University of Illinois at Chicago researchers are comparing two drugs used to treat pediatric bipolar disorder patients to evaluate how the drugs affect brain function in children with the disorder.
"More and more clinicians are using second generation anti-psychotics to treat children with bipolar disorder, but there are no randomized controlled trials of these medications," said Dr. Mani Pavuluri, director of the Pediatric Mood Disorders Clinic at UIC and principal investigator of the study.
The study is innovative because it was designed so that all kids receive active, yet double-blinded, treatment and brain function testing, Pavuluri said.
Bipolar disorder, also known as manic-depression, is characterized by extreme changes in mood. Patients may alternate between deep depression and abnormal and persistent euphoria, or mania.
In children, the disorder is associated with sexual promiscuity, failure in school, and suicide. It is often misdiagnosed and treated unsuccessfully.
In the first phase of the study, researchers will enroll about 30 children between the ages of 5 and 18 with bipolar disorder. During the six-week clinical trial, children will be randomly assigned to receive either risperidone (a novel antipsychotic) or divalproex sodium (a standard mood stabilizer).
Researchers will closely monitor the patient's physical and mental health during the study. The child, the child's parents and teacher will be asked to complete questionnaires regarding how the child thinks and behaves while participating in the study.
In the second phase of the study, a subset of children between the ages of 12 and 18 who are enrolled in the drug trial will be evaluated using functional magnetic resonance imaging, known as fMRI.
The non-invasive procedure allows researchers to map brain activity when patients perform specific tasks or are exposed to specific stimuli. The functional MRI testing will take place before and after receiving medication.
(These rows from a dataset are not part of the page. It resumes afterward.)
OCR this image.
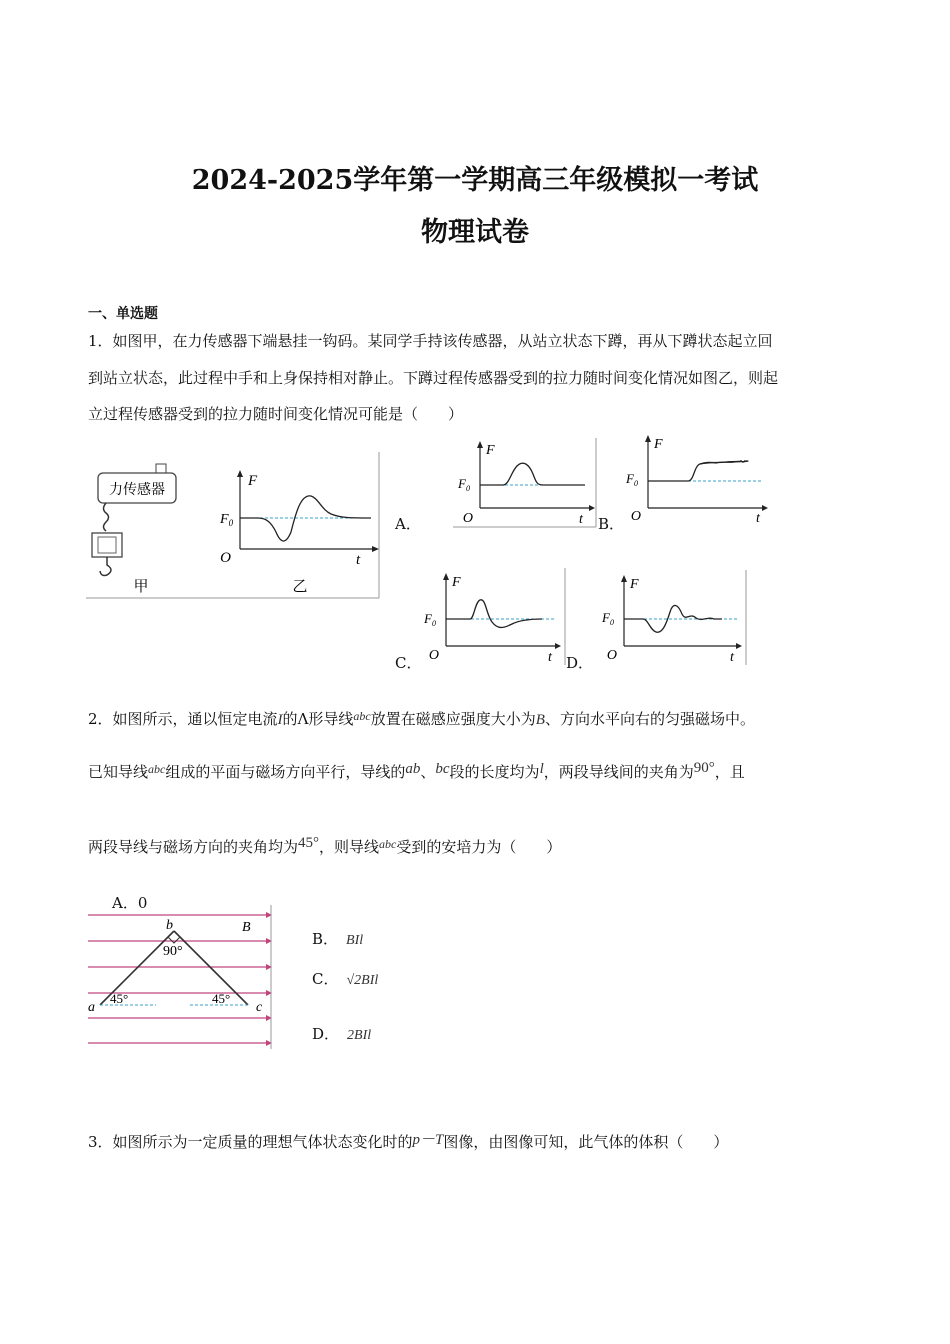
2024-2025学年第一学期高三年级模拟一考试
物理试卷
一、单选题
1．如图甲，在力传感器下端悬挂一钩码。某同学手持该传感器，从站立状态下蹲，再从下蹲状态起立回
到站立状态，此过程中手和上身保持相对静止。下蹲过程传感器受到的拉力随时间变化情况如图乙，则起
立过程传感器受到的拉力随时间变化情况可能是（　　）
力传感器
甲
F
O	t
$F_0$
乙
A．
F
O	t
$F_0$
B．
F
O	t
$F_0$
C．
F
O	t
$F_0$
D．
F
O	t
$F_0$
2．如图所示，通以恒定电流I的Λ形导线$^{abc}$放置在磁感应强度大小为B、方向水平向右的匀强磁场中。
已知导线$^{abc}$组成的平面与磁场方向平行，导线的ab、bc段的长度均为l，两段导线间的夹角为90°，且
两段导线与磁场方向的夹角均为45°，则导线$^{abc}$受到的安培力为（　　）
A．0
b	B
90°
a
45°	45°
c
B． BIl
C． √2BIl
D． 2BIl
3．如图所示为一定质量的理想气体状态变化时的p－T图像，由图像可知，此气体的体积（　　）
Fifteen healthy children of comparable age and sex will be recruited to complete the functional MRI studies and serve as a control group for the study.
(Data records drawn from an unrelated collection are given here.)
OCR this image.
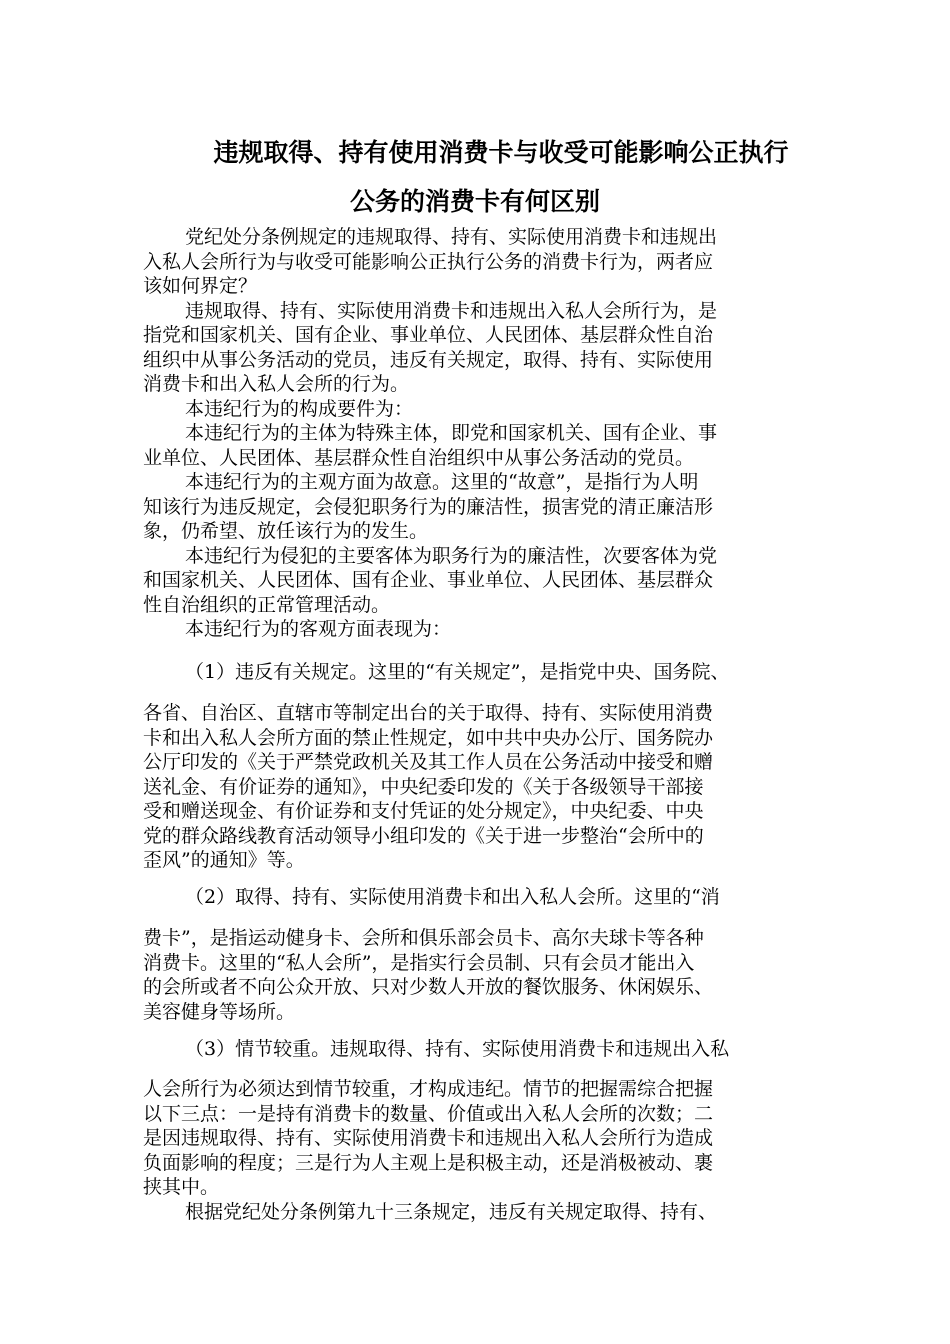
违规取得、持有使用消费卡与收受可能影响公正执行
公务的消费卡有何区别
党纪处分条例规定的违规取得、持有、实际使用消费卡和违规出
入私人会所行为与收受可能影响公正执行公务的消费卡行为，两者应
该如何界定？
违规取得、持有、实际使用消费卡和违规出入私人会所行为，是
指党和国家机关、国有企业、事业单位、人民团体、基层群众性自治
组织中从事公务活动的党员，违反有关规定，取得、持有、实际使用
消费卡和出入私人会所的行为。
本违纪行为的构成要件为：
本违纪行为的主体为特殊主体，即党和国家机关、国有企业、事
业单位、人民团体、基层群众性自治组织中从事公务活动的党员。
本违纪行为的主观方面为故意。这里的“故意”，是指行为人明
知该行为违反规定，会侵犯职务行为的廉洁性，损害党的清正廉洁形
象，仍希望、放任该行为的发生。
本违纪行为侵犯的主要客体为职务行为的廉洁性，次要客体为党
和国家机关、人民团体、国有企业、事业单位、人民团体、基层群众
性自治组织的正常管理活动。
本违纪行为的客观方面表现为：
（1）违反有关规定。这里的“有关规定”，是指党中央、国务院、
各省、自治区、直辖市等制定出台的关于取得、持有、实际使用消费
卡和出入私人会所方面的禁止性规定，如中共中央办公厅、国务院办
公厅印发的《关于严禁党政机关及其工作人员在公务活动中接受和赠
送礼金、有价证券的通知》，中央纪委印发的《关于各级领导干部接
受和赠送现金、有价证券和支付凭证的处分规定》，中央纪委、中央
党的群众路线教育活动领导小组印发的《关于进一步整治“会所中的
歪风”的通知》等。
（2）取得、持有、实际使用消费卡和出入私人会所。这里的“消
费卡”，是指运动健身卡、会所和俱乐部会员卡、高尔夫球卡等各种
消费卡。这里的“私人会所”，是指实行会员制、只有会员才能出入
的会所或者不向公众开放、只对少数人开放的餐饮服务、休闲娱乐、
美容健身等场所。
（3）情节较重。违规取得、持有、实际使用消费卡和违规出入私
人会所行为必须达到情节较重，才构成违纪。情节的把握需综合把握
以下三点：一是持有消费卡的数量、价值或出入私人会所的次数；二
是因违规取得、持有、实际使用消费卡和违规出入私人会所行为造成
负面影响的程度；三是行为人主观上是积极主动，还是消极被动、裹
挟其中。
根据党纪处分条例第九十三条规定，违反有关规定取得、持有、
"This trial not only looks at drug efficacy using paper and pencil measures, but includes fMRI to look at pre- and post-blood flow alterations in the brain indicating functional changes," said Pavuluri.
Existing treatment strategies for pediatric bipolar disorder are often inadequate and not well tolerated, according to Pavuluri. The study aims to identify whether a novel antipsychotic will offer a more favorable response with fewer side effects than a standard mood stabilizer.